Clearly angry and emotional, he told a local radio station he had seen little of the resources he had been promised to deal with "a national disaster".
"Don't tell me 40,000 people are coming here - they're not here," he said.
"So get off your asses and let's do something and let's fix the biggest... crisis in the history of this country."
In a lengthy interview with WWL-AM, he said he had heard of people trapped in their attics close to death and similar other stories "that are breaking my heart".
"God is looking down on all this and if [the federal authorities] are not doing everything in their power to save people, they are going to pay the price," he said.
"Because every day that we delay people are dying, and they're dying by the hundreds, I'm willing to bet you."
He dismissed suggestions that there may have been delays because requests for federal aid had to come from the state governor and authorities.
"We authorised $8bn to go to Iraq, lickety split. After 9/11 we gave the president unprecedented powers, lickety split, to take care of New York and other places," he said.
Tens of thousands of people have been stranded for days
"Now you mean to tell me that a place where most of your oil is coming through, a place that is so unique... that you can't figure out a way to authorise the resources that we need?"
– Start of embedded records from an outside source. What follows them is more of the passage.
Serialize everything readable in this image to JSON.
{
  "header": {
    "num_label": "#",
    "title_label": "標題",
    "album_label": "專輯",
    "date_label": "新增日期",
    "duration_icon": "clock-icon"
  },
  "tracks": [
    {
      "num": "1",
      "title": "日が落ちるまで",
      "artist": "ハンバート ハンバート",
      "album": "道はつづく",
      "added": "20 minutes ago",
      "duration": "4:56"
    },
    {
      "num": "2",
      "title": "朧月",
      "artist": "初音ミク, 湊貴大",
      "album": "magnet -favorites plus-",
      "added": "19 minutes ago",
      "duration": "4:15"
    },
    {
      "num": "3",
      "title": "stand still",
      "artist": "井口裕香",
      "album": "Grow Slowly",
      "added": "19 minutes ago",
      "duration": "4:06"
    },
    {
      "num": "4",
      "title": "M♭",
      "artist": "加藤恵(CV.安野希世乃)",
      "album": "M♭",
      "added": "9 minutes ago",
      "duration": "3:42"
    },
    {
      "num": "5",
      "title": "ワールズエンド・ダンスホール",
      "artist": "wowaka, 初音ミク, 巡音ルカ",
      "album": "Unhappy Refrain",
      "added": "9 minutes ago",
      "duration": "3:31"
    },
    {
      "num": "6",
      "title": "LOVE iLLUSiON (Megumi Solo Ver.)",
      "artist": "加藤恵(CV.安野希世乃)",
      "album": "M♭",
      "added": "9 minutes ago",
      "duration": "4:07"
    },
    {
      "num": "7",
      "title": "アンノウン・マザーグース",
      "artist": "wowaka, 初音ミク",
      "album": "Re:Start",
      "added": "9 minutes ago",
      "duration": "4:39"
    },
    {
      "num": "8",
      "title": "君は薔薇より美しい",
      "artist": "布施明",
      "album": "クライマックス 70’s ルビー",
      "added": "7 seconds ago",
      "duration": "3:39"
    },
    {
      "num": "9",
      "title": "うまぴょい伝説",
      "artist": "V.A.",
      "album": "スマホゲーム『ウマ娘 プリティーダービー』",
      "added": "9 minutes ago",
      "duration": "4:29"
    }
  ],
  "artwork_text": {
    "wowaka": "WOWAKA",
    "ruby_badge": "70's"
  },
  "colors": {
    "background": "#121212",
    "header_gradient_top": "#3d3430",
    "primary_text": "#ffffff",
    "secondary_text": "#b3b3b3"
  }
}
He went on: "I don't know whose problem it is, I don't know whether it's the governor's problem, I don't know whether it's the president's problem, but somebody needs to get their asses on the plane and sit down the two of them and figure this out, right now."
"This is ridiculous. I don't want to see anyone doing any more goddamn press conferences. Put a moratorium on press conferences. Don't do another press conference until the resources are in this city and they come down to this city and stand with us when there are military trucks and troops which we can't even count."
President George W Bush, under fire for being slow to react to the crisis, landed in Alabama on Friday for the first leg of a tour of the blighted areas.
Mayor Nagin said he had told the president that simply "flying over in Air Force One does not do it justice".